The Times never mentioned possible violations of international law during Bush’s push to war. At the Tribunal Richard Falk implored the jury and the large crowd of international and Turkish observers to retain international law as the foundation for the UN and for peace itself. British lawyer No Times or other major US media correspondents attended the Istanbul session. I suggested that if the organizers wanted coverage by the mass US media they should have invited Michael Jackson and his new twelve year old friend. Then, they might have also heard of the beyond shocking reports of torture and other human rights violations reported by Barbara Olshansky, who represented the Guantanamo prisoners and environmental scholar Joel Kovel’s disturbing evidence about how the 2003 invasion and occupation had contributed to the erosion of Iraq’s environment.
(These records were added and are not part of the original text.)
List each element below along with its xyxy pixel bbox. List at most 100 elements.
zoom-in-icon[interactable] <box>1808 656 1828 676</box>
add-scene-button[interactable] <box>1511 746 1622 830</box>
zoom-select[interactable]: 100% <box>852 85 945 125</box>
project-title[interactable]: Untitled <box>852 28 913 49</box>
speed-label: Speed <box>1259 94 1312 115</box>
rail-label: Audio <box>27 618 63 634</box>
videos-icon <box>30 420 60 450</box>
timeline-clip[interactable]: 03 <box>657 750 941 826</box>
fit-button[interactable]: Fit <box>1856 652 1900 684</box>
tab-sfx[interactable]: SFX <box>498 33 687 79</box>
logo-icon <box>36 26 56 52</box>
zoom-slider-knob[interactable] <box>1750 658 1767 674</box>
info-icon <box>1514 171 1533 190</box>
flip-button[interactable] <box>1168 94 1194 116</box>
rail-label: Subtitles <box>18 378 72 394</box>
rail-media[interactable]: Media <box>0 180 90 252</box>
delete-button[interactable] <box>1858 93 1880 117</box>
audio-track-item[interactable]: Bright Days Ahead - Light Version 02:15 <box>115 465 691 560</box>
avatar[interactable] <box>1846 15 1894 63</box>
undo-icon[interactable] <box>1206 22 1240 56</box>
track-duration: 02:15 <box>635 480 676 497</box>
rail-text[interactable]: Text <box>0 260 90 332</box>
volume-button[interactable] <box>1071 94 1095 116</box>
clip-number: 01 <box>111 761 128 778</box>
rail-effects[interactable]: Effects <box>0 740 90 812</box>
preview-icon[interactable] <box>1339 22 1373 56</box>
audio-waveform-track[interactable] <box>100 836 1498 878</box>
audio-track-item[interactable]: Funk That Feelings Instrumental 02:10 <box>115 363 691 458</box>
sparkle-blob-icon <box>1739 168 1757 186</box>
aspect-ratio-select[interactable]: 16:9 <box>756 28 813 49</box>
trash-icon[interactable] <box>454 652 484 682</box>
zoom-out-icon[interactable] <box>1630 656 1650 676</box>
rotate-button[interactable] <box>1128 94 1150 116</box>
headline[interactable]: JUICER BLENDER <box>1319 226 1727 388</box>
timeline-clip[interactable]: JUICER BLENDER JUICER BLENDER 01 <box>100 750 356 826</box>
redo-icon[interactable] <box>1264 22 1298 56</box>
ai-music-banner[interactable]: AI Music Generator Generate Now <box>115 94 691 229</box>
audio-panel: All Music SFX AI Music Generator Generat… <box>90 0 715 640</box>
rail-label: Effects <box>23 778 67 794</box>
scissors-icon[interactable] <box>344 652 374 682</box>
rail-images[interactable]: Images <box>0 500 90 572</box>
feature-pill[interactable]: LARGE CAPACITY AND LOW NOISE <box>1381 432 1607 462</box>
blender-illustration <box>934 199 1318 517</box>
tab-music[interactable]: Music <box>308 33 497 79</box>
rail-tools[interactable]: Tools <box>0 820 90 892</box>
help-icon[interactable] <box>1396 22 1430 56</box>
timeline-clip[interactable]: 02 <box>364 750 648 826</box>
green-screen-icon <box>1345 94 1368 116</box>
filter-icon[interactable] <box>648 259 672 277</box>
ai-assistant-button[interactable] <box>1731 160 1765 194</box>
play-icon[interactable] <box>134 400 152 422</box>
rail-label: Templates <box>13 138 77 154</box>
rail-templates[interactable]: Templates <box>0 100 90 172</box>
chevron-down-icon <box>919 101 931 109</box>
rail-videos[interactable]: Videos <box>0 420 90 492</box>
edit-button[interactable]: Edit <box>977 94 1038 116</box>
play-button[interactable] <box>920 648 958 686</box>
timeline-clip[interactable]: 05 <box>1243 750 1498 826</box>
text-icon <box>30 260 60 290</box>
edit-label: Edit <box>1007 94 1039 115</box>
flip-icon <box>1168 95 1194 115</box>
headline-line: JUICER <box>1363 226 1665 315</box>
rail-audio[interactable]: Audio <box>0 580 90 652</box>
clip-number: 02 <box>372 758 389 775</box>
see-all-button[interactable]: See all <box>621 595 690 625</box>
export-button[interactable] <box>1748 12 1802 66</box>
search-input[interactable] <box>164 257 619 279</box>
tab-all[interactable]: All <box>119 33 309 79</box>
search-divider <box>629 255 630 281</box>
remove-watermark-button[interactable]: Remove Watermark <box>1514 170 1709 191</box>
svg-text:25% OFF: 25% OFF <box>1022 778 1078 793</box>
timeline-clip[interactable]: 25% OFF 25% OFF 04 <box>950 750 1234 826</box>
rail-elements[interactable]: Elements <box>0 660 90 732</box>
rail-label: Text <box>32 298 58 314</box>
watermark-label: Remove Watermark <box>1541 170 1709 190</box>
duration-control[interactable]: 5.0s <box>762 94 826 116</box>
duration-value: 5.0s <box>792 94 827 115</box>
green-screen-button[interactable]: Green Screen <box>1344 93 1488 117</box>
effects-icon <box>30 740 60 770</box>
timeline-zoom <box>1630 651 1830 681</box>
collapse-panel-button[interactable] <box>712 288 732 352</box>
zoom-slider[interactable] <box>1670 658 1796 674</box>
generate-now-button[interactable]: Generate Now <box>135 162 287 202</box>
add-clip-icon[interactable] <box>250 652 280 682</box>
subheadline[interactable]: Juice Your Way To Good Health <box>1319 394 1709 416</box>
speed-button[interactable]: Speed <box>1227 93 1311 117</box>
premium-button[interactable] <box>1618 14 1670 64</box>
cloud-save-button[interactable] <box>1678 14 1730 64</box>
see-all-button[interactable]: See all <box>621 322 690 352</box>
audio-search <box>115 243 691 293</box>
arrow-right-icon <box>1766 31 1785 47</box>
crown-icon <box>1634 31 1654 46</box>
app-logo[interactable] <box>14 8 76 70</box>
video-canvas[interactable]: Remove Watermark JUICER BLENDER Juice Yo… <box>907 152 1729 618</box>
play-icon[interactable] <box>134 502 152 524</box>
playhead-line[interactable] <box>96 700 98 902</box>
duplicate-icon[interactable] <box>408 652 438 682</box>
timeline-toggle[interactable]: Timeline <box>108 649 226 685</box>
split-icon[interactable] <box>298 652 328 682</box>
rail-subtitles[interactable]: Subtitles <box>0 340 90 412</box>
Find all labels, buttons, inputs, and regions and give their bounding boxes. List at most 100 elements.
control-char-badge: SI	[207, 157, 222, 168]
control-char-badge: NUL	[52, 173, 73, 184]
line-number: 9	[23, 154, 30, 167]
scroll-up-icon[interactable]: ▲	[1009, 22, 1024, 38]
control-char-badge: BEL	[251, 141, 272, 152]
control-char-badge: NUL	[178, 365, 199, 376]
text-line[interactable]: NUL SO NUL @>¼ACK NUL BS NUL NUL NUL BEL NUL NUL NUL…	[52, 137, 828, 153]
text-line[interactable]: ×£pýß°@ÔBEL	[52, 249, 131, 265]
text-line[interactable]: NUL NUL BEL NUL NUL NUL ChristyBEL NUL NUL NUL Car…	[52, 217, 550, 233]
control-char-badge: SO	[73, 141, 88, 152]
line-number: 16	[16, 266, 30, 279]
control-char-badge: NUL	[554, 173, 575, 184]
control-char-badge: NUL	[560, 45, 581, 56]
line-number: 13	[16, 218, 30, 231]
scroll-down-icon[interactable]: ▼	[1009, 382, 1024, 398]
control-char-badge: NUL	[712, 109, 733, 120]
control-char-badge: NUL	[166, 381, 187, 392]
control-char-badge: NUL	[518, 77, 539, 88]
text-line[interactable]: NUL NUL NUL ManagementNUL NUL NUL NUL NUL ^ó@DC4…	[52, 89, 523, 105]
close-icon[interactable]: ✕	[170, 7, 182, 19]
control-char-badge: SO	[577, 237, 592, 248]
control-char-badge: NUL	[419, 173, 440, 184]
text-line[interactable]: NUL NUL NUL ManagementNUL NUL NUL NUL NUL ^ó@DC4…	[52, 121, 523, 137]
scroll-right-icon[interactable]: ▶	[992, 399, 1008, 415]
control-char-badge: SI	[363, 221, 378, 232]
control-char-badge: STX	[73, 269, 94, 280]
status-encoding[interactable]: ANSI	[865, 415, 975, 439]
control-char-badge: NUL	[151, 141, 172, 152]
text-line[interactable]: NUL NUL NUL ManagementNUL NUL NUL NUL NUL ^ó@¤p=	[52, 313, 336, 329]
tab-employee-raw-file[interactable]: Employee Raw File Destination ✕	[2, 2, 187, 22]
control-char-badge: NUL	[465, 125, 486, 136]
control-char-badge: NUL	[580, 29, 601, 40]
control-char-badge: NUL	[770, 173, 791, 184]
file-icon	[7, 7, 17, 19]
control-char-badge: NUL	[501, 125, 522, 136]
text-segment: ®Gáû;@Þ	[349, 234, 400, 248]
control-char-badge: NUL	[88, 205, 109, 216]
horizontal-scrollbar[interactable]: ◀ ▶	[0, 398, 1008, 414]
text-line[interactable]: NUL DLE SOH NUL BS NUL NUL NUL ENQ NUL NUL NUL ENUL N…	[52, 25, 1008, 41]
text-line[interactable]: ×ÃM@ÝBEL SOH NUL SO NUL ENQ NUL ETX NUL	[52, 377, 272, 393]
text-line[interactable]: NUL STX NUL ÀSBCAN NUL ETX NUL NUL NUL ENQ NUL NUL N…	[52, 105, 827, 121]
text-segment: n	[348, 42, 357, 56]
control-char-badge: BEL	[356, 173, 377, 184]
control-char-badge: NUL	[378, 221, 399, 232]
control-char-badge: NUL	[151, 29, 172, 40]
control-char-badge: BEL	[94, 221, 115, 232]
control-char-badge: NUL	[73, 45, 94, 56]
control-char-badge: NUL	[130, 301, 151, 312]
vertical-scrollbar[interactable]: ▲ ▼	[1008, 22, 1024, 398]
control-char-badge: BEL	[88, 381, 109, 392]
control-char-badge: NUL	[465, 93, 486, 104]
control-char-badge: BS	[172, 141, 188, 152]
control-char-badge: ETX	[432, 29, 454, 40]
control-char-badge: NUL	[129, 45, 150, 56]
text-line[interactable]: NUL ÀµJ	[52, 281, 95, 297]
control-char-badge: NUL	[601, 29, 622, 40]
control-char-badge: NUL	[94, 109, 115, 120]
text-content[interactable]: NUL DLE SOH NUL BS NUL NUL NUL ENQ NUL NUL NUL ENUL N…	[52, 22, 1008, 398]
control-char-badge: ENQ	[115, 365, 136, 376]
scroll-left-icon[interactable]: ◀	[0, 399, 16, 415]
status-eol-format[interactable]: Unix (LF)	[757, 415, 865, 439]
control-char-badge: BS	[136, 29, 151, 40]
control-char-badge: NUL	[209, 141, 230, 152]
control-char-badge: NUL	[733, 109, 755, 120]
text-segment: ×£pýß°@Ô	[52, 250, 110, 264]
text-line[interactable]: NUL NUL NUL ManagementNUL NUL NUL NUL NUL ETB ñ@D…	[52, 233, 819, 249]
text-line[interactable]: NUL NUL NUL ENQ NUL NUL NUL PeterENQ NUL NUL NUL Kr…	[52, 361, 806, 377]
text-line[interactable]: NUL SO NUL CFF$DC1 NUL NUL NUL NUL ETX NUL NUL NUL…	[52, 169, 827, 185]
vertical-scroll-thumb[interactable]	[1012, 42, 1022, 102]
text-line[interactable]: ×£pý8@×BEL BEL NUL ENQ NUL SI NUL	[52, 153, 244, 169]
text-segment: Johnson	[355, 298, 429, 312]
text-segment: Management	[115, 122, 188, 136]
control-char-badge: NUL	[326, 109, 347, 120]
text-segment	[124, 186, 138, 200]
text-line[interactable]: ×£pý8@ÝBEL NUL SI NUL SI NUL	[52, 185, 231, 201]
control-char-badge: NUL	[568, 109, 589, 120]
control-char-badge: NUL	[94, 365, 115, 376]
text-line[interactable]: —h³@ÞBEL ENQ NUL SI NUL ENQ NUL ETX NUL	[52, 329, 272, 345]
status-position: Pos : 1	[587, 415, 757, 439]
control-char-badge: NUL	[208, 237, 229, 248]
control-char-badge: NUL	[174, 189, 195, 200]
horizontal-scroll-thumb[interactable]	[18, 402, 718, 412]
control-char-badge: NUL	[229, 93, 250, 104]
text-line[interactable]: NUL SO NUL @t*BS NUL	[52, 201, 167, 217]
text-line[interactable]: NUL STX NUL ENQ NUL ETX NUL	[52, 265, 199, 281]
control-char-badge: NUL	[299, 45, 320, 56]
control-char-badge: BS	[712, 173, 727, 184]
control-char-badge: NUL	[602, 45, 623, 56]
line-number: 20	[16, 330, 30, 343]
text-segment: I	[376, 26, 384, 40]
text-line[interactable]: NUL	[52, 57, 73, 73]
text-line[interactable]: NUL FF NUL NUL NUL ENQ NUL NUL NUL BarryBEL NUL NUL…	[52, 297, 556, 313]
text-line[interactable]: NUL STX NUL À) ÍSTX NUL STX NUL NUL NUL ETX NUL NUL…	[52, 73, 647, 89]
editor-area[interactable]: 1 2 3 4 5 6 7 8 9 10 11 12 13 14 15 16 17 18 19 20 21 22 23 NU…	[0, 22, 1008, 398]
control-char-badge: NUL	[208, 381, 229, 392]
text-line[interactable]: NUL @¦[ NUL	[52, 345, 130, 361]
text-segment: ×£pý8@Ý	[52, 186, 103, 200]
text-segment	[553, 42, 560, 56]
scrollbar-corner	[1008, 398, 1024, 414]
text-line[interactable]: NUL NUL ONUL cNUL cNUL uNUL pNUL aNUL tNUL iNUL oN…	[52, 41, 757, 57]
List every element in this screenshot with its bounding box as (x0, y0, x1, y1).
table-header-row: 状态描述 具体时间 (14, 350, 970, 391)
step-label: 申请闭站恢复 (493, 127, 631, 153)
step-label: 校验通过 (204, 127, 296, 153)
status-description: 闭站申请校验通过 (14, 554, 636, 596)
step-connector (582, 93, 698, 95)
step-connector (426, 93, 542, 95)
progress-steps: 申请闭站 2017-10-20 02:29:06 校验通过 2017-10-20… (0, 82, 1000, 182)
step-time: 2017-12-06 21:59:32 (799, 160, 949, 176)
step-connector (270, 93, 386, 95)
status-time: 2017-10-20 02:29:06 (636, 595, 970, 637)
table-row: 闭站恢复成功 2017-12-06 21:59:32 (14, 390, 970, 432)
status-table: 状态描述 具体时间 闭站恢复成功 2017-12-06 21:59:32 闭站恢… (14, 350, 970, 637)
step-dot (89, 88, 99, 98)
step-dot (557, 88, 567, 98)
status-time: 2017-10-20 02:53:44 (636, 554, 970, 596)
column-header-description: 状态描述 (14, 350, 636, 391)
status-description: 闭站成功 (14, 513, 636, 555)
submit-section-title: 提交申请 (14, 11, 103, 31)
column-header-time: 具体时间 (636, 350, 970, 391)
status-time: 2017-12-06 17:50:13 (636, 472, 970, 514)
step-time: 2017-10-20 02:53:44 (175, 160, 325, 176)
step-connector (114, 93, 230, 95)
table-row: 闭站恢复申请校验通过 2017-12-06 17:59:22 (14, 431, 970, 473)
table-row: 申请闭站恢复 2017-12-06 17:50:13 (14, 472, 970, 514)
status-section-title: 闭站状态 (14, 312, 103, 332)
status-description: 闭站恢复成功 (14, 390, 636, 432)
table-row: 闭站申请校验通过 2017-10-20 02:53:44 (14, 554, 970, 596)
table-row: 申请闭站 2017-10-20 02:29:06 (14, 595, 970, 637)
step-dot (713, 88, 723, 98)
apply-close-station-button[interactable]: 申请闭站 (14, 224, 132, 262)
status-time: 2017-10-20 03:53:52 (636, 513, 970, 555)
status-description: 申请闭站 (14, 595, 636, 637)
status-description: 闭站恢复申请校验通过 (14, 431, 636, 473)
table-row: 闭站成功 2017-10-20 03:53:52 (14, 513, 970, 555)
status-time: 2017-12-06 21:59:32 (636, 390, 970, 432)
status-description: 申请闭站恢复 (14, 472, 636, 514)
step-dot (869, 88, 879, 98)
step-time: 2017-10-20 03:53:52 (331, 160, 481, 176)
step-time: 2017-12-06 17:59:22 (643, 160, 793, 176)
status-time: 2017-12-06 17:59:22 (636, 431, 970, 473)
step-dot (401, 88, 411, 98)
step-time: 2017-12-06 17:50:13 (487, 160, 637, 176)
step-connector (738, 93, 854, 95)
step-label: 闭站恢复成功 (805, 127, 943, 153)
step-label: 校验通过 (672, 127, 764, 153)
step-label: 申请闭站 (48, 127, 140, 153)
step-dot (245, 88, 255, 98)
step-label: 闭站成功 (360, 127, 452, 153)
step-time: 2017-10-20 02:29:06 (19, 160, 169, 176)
Iraqis who testified and those who simply attended and provided information to all who asked laid out a story that the US press has failed to report: the US occupiers have forced a privatization clause into the Iraqi constitution, have stolen its historic treasure and instigated the destruction of the nation’s integrity. Iraqis now call themselves Sunnis or Shias or Christians instead of Iraqis. And, according to Gazwan, an engineer who criticized Saddam, the Resistance grows daily in response to US atrocities.

As Washington pins its “exit strategy” on training more Iraqi police and soldiers, the Resistance becomes more effective in targeting the new recruits as “collaborators.” The Iraqi army and security forces, Bush promised, will soon assume the combat burden. But the judgment among Iraqi witnesses and journalists in Istanbul cast serious doubt on such rosy expectations.

 So what do citizens of the world do when the most powerful nations violate the laws that their governments have agreed upon and the other governments lack the gumption to denounce and try the war makers? How many times has the United invaded or sent its CIA to alter the destiny of other people? Guatemala 1954, Bay of Pigs, Cuba, 1961, Dominican Republic 1965, Brazil, 1964, Chile, 1970-73, Haiti on innumerable occasions and backing a military coup in Venezuela 2002. The people of Latin America could use John Berger’s and the Istanbul’s jury’s words about their own lands.

“Iraq has been invaded, occupied, and devastated,” wrote the jury of the World Tribunal on Iraq in Istanbul. “The attack on Iraq is an attack on justice, on liberty, on our safety, on our future, on us all,’ wrote John Berger. “We, people of conscience, decided to stand up. We formed the World Tribunal on Iraq (WTI) to demand justice and a peaceful future. The legitimacy of the World Tribunal on Iraq is located in the collective conscience of humanity.”

When humanity does not have powerful governments to represent them what does it do? “The records have to be kept and, by definition, the perpetrators, far from keeping records, try to destroy them. They are killers of the innocent and of memory,” concluded Berger. The Istanbul Tribunal kept a record.